Concernant la poliomyélite, une épidémie a été confirmée en 2021, le poliovirus circulant était dérivé d'une souche vaccinale de type 2. L’épidémie a fait « deux paralytiques (détectés en octobre et décembre 2021), et un total de 21 personnes dans deux oblasts (Rivne et Zakarpattya) avec des échantillons de selles positifs au cVDPV2 », est-il précisé. La campagne de vaccination, ciblant les enfants de 6 mois à 6 ans et lancée en février, a été suspendue, « augmentant le risque de propagation ultérieure ».

Enfin, la santé mentale de la population est bien évidemment affectée par le conflit. L’OMS s’attend à une « exacerbation des problèmes de santé mentale chroniques » et à des « niveaux élevés de trouble de stress post-traumatique (TSPT) », mais aussi de dépression et d'anxiété.

La Pologne, « plaque tournante » de l’OMS

En réponse à ces différents enjeux, l’OMS travaille à compléter sa première cartographie des besoins et cherche à coordonner les opérations sanitaires. Ses effectifs ont été renforcés en Moldavie, en Roumanie, mais surtout en Pologne, où elle implante sa « plaque tournante » à la frontière afin d’acheminer l’aide médicale et déployer « des équipes expertes en logistique, communication, santé mentale, intervention sanitaire d'urgence et réponse humanitaire ».

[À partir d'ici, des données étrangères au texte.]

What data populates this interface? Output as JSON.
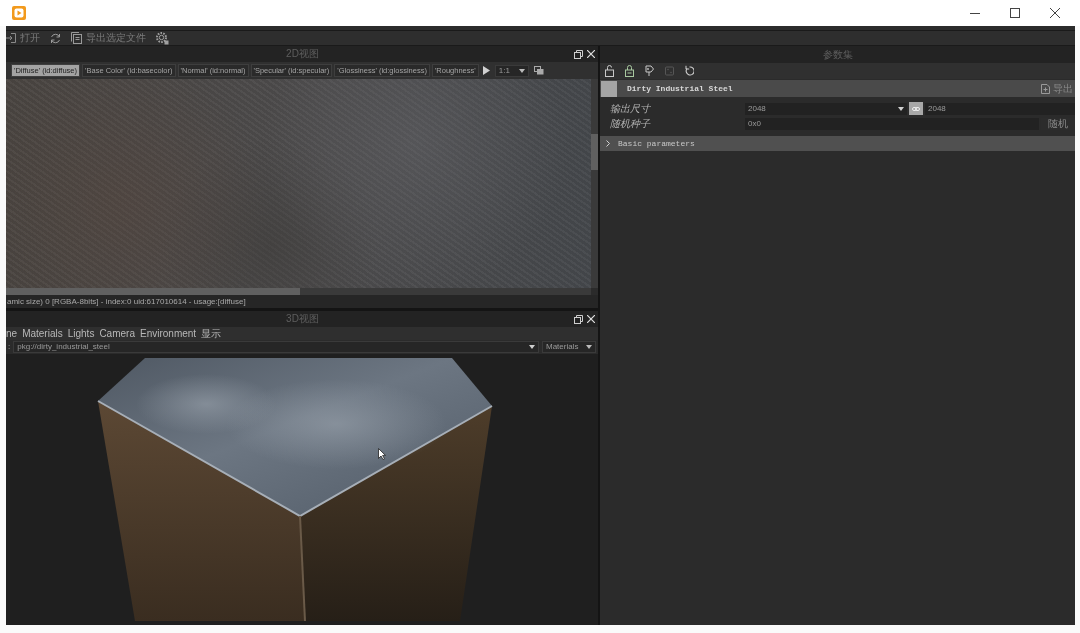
{
  "toolbar": [
    {
      "kind": "open",
      "label": "打开"
    },
    {
      "kind": "refresh"
    },
    {
      "kind": "export",
      "label": "导出选定文件"
    },
    {
      "kind": "settings"
    }
  ],
  "viewer_2d": {
    "title": "2D视图",
    "tabs": [
      {
        "label": "'Diffuse' (id:diffuse)",
        "selected": true
      },
      {
        "label": "'Base Color' (id:basecolor)",
        "selected": false
      },
      {
        "label": "'Normal' (id:normal)",
        "selected": false
      },
      {
        "label": "'Specular' (id:specular)",
        "selected": false
      },
      {
        "label": "'Glossiness' (id:glossiness)",
        "selected": false
      },
      {
        "label": "'Roughness'",
        "selected": false
      }
    ],
    "zoom": "1:1",
    "status": "amic size) 0 [RGBA-8bits] - index:0 uid:617010614 - usage:[diffuse]"
  },
  "viewer_3d": {
    "title": "3D视图",
    "menu": [
      "ne",
      "Materials",
      "Lights",
      "Camera",
      "Environment",
      "显示"
    ],
    "material": {
      "label": ":",
      "value": "pkg://dirty_industrial_steel"
    },
    "material_menu": "Materials"
  },
  "parameters": {
    "title": "参数集",
    "tools": [
      {
        "kind": "unlock",
        "disabled": false
      },
      {
        "kind": "lock",
        "disabled": false
      },
      {
        "kind": "tag",
        "disabled": false
      },
      {
        "kind": "dice",
        "disabled": true
      },
      {
        "kind": "reset",
        "disabled": false
      }
    ],
    "graph": {
      "name": "Dirty Industrial Steel",
      "action": "导出"
    },
    "rows": [
      {
        "kind": "size",
        "label": "输出尺寸",
        "value": "2048",
        "linked": true,
        "value_2": "2048"
      },
      {
        "kind": "seed",
        "label": "随机种子",
        "value": "0x0",
        "button": "随机"
      }
    ],
    "sections": [
      {
        "label": "Basic parameters",
        "expanded": false
      }
    ]
  }
}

Une première livraison de 36 tonnes de fournitures médicales (pour répondre aux besoins d'une population de 150 000 personnes et 1 000 patients nécessitant des soins chirurgicaux) y a été expédiée le 4 mars avant d’être acheminée par voie terrestre en Ukraine. « Une deuxième cargaison est en route », indique l’OMS, alors que 500 concentrateurs d'oxygène sont également en cours d'acheminement aérien et que 600 doses d'antitoxine tétanique sont déjà parvenues à Lviv. L’organisation, qui a par ailleurs débloqué 5,2 millions de dollars de son fonds de réserve pour les urgences, estime les besoins à 45 millions de dollars pour les 3 prochains mois.